Sources told the Australian Financial Review other executives may follow Mr Scurrah's exit.
The sale of Virgin Australia to Boston-based private equity firm Bain Capital was finalised last month after the debt-ridden airline slumped into voluntary administration in April.
The airline has since announced it would streamline its fleet and axe budget subsidiary Tigerair, but keep its two-class cabin structure - business class and economy - and return business lounges when travel demand picked up.
But Nine newspapers report Bain Capital will renege on its promises and strip Virgin Australia back to a low-cost carrier, which would give full-service rival Qantas a monopoly in Australia.
Company insiders said Bain planned to replace Mr Scurrah with former Jetstar boss and Bain executive Jayne Hrdlicka, who has more experience at the helm of a budget airline.
The ABC reports there has been tension between Bain and Mr Scurrah, who wants Virgin Australia to keep operating as a full-service airline.
Yesterday, Mr Scurrah refused to comment on whether he would be replaced.
"There's been ongoing speculation for some and I've never been in the habit of commenting on speculation," he said.
Unions are concerned about the rumoured exit of Mr Scurrah, who has connections to Queensland Labor. The Transport Workers Union (TWU) has a history of clashing with Ms Hrdlicka, The Australian reports.
The TWU has written to Bain seeking an urgent meeting to discuss Mr Scurrah's future and whether it would uphold its pre-sale promise to keep 6000 workers, tiered cabin classes, airport lounges for business class travellers and the airline's international network.
TWU National Secretary Michael Kaine said the reports of Mr Scurrah's exit were a "serious and worrying development".
"We are suspending negotiations on enterprise agreements while we seek clarification on these developments," he said.
"For our part, we are engaged in talks in good faith. If the plan and scope of the airline as outlined in August by Bain Capital has already been scrapped then this is a serious betrayal that must be addressed," he said.
Rumours of Mr Scurrah being replaced by Ms Hrdlicka emerged after the Courier Mail revealed she was able to skip hotel quarantine after arriving in Brisbane - where Virgin Australia is headquartered - last week.

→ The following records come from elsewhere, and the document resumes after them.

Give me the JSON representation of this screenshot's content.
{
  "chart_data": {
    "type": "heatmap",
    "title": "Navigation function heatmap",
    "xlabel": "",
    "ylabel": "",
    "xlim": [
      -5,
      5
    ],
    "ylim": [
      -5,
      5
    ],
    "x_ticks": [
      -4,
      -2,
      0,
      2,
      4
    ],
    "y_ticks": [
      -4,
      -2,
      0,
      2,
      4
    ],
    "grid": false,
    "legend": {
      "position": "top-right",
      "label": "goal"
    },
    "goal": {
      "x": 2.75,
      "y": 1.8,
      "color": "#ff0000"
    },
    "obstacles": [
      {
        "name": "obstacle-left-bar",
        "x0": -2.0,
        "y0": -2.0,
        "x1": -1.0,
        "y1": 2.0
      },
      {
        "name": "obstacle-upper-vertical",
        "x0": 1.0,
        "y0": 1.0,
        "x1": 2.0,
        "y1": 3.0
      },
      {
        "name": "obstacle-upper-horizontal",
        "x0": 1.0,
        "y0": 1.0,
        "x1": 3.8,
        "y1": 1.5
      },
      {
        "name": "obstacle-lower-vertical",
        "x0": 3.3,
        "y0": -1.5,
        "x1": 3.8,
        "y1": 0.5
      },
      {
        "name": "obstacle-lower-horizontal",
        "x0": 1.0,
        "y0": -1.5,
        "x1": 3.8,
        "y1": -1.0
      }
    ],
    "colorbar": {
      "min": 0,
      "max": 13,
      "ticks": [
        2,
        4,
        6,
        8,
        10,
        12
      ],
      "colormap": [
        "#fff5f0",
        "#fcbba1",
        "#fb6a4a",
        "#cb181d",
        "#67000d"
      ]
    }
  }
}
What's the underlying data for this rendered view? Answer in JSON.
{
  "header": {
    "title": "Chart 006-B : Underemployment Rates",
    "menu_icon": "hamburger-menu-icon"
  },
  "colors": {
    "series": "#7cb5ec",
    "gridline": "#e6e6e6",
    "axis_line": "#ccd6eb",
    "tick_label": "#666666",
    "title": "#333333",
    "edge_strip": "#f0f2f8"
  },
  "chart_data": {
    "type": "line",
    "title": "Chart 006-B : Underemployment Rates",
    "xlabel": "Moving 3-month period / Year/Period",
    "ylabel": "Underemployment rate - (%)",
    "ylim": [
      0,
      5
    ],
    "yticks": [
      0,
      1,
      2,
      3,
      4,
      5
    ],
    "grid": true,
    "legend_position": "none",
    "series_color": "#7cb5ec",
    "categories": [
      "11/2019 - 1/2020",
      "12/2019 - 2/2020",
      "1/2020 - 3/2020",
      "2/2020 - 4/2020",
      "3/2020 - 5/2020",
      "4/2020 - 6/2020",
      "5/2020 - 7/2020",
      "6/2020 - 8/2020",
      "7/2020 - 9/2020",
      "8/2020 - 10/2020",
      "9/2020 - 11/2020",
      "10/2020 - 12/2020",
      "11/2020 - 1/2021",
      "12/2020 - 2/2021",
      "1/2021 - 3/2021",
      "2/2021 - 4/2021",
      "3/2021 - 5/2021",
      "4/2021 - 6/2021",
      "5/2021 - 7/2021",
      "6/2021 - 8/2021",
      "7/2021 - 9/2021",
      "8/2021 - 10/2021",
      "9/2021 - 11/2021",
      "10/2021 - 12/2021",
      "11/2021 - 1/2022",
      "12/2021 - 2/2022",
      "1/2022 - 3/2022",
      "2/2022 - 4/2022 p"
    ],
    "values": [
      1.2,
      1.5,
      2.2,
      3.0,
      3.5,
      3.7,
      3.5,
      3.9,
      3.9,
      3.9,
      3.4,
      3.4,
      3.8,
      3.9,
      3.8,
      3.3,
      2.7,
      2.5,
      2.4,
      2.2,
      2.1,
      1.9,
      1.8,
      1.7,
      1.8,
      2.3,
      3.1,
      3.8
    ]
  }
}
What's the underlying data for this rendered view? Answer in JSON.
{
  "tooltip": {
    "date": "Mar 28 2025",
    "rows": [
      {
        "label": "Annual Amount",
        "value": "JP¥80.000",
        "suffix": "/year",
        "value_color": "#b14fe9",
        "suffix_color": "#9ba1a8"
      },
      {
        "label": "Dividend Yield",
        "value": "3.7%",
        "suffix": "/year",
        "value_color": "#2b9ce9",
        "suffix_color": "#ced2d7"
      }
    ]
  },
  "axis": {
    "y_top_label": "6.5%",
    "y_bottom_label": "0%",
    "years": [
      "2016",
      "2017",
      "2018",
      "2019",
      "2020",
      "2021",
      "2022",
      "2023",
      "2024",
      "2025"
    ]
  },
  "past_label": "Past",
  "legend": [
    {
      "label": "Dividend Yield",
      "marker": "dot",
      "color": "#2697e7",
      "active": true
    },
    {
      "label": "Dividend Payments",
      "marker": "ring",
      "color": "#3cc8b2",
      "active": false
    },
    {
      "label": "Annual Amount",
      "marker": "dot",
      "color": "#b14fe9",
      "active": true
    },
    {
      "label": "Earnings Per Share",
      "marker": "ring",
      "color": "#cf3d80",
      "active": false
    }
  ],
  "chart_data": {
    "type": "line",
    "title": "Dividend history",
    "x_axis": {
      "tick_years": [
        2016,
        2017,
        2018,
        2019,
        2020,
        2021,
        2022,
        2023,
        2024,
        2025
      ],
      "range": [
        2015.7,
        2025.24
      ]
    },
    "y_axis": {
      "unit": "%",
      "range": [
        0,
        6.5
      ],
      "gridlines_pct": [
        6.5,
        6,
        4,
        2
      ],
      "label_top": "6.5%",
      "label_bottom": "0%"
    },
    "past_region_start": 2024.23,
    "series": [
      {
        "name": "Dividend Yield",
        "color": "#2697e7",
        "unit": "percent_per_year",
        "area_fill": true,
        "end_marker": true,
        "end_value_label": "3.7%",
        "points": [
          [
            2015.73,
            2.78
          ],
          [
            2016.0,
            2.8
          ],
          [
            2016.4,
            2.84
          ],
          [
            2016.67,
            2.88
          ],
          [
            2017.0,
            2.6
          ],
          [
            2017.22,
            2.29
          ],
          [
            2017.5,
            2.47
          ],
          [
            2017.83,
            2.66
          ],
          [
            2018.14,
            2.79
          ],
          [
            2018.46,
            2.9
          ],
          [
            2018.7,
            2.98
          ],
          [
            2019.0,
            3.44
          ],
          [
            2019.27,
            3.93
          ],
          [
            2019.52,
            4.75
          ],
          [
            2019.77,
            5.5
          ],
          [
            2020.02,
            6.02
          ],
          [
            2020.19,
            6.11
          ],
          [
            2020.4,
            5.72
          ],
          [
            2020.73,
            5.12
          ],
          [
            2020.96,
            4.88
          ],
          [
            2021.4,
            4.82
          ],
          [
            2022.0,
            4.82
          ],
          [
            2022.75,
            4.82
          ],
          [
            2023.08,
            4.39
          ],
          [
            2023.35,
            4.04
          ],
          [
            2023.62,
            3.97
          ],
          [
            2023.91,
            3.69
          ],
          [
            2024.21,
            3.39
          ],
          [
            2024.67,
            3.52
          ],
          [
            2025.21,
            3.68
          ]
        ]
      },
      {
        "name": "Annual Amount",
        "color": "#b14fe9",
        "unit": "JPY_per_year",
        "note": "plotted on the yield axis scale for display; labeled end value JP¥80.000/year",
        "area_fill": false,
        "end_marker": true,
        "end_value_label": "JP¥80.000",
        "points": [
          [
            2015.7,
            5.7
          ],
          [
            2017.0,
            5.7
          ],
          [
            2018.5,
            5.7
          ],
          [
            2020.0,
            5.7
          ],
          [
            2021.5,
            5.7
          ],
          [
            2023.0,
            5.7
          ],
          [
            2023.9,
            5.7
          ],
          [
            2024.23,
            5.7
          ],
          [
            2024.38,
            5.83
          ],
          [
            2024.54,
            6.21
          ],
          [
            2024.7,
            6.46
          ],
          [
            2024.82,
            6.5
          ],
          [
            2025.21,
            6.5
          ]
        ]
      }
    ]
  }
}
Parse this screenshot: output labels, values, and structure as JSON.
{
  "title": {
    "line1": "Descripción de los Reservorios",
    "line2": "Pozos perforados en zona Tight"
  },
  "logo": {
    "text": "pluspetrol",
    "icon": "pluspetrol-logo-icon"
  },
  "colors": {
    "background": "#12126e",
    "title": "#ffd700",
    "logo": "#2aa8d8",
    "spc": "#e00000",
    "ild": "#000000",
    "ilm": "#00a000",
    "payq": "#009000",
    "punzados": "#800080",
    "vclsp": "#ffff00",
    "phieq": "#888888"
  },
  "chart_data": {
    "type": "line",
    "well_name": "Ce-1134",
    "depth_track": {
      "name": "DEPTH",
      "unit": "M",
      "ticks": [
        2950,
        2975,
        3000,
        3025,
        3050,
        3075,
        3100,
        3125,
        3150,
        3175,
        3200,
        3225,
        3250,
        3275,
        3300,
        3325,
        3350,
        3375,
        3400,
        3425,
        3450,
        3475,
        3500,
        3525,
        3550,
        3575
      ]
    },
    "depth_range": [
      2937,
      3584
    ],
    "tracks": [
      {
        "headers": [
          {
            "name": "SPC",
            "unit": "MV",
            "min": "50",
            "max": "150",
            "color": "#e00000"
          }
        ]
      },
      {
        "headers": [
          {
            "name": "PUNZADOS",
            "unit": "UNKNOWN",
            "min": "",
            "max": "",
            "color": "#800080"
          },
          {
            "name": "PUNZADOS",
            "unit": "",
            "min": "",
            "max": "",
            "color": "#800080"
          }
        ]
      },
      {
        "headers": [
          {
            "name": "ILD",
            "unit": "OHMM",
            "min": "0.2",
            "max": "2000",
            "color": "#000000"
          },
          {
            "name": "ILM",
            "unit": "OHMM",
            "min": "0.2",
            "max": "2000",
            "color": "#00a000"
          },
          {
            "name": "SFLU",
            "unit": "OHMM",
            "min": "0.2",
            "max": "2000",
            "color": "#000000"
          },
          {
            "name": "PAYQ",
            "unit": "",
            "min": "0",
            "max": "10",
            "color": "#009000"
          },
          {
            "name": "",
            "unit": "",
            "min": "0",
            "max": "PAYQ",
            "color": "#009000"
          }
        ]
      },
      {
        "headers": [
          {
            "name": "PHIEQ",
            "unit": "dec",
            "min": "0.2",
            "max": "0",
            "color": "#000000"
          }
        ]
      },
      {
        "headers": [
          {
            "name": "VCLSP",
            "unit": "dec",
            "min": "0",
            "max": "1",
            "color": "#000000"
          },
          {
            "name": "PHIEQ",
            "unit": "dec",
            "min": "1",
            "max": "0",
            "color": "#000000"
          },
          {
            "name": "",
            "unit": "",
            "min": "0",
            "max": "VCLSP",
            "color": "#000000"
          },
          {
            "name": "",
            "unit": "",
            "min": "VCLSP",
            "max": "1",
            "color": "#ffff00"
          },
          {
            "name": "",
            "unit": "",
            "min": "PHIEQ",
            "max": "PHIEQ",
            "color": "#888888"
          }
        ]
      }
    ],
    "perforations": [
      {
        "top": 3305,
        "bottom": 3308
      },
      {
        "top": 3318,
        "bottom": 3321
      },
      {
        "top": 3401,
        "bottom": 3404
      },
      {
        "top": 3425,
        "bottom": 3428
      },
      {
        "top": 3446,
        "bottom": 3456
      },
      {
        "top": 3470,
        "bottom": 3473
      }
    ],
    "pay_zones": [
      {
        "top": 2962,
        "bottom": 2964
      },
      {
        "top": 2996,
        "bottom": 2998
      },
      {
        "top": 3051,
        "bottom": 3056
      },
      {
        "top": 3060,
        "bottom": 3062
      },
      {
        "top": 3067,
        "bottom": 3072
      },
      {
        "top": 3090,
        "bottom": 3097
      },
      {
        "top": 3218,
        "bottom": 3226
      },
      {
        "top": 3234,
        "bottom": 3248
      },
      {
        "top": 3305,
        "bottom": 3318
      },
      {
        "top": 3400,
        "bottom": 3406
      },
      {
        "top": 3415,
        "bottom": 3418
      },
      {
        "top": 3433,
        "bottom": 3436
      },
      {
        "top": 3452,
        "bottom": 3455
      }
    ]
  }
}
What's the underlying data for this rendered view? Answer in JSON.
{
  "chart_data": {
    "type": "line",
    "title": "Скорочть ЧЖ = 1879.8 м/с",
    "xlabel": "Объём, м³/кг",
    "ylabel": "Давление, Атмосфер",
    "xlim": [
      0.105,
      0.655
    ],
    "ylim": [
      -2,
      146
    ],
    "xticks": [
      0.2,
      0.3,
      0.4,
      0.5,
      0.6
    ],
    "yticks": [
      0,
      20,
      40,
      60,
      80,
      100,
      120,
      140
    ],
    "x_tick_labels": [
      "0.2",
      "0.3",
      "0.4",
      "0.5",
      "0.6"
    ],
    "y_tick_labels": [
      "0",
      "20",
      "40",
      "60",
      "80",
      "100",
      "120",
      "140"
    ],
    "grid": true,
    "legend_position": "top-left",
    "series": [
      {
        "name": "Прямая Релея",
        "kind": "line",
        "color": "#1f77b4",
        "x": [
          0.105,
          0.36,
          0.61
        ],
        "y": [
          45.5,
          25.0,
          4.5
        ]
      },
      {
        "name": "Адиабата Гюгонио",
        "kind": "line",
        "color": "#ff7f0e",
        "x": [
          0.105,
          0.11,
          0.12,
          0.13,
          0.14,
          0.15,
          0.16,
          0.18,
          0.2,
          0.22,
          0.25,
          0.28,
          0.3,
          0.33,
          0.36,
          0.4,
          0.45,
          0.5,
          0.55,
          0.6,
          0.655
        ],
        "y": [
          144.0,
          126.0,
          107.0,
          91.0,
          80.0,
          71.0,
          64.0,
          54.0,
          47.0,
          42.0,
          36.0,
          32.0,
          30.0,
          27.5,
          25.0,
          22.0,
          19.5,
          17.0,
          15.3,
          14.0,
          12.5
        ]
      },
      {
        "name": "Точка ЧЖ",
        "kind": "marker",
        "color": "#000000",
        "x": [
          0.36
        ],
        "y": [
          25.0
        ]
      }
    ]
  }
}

The newspaper said US-born Ms Hrdlicka was allowed to quarantine at a luxury Brisbane residence after being granted an exemption from Queensland Health as her husband is undergoing chemotherapy.
The multi-millionaire former Jetstar boss and Tennis Australia president has been a key figure with Bain Capital and was reportedly part of the team that helped secure the firm's purchase of Virgin Australia.
The TWU has also written to Prime Minister Scott Morrison, warning the rumoured changes at Virgin Australia could result in even more job losses in an already devastated workforce.
"We want answers from the Federal Government also on these developments and how it expects to save jobs at Virgin," Mr Scurrah said.
"If confirmed it shows how the Federal Government has stood by and allowed a private equity firm to take over one of Australia's most valuable assets and renege on commitments."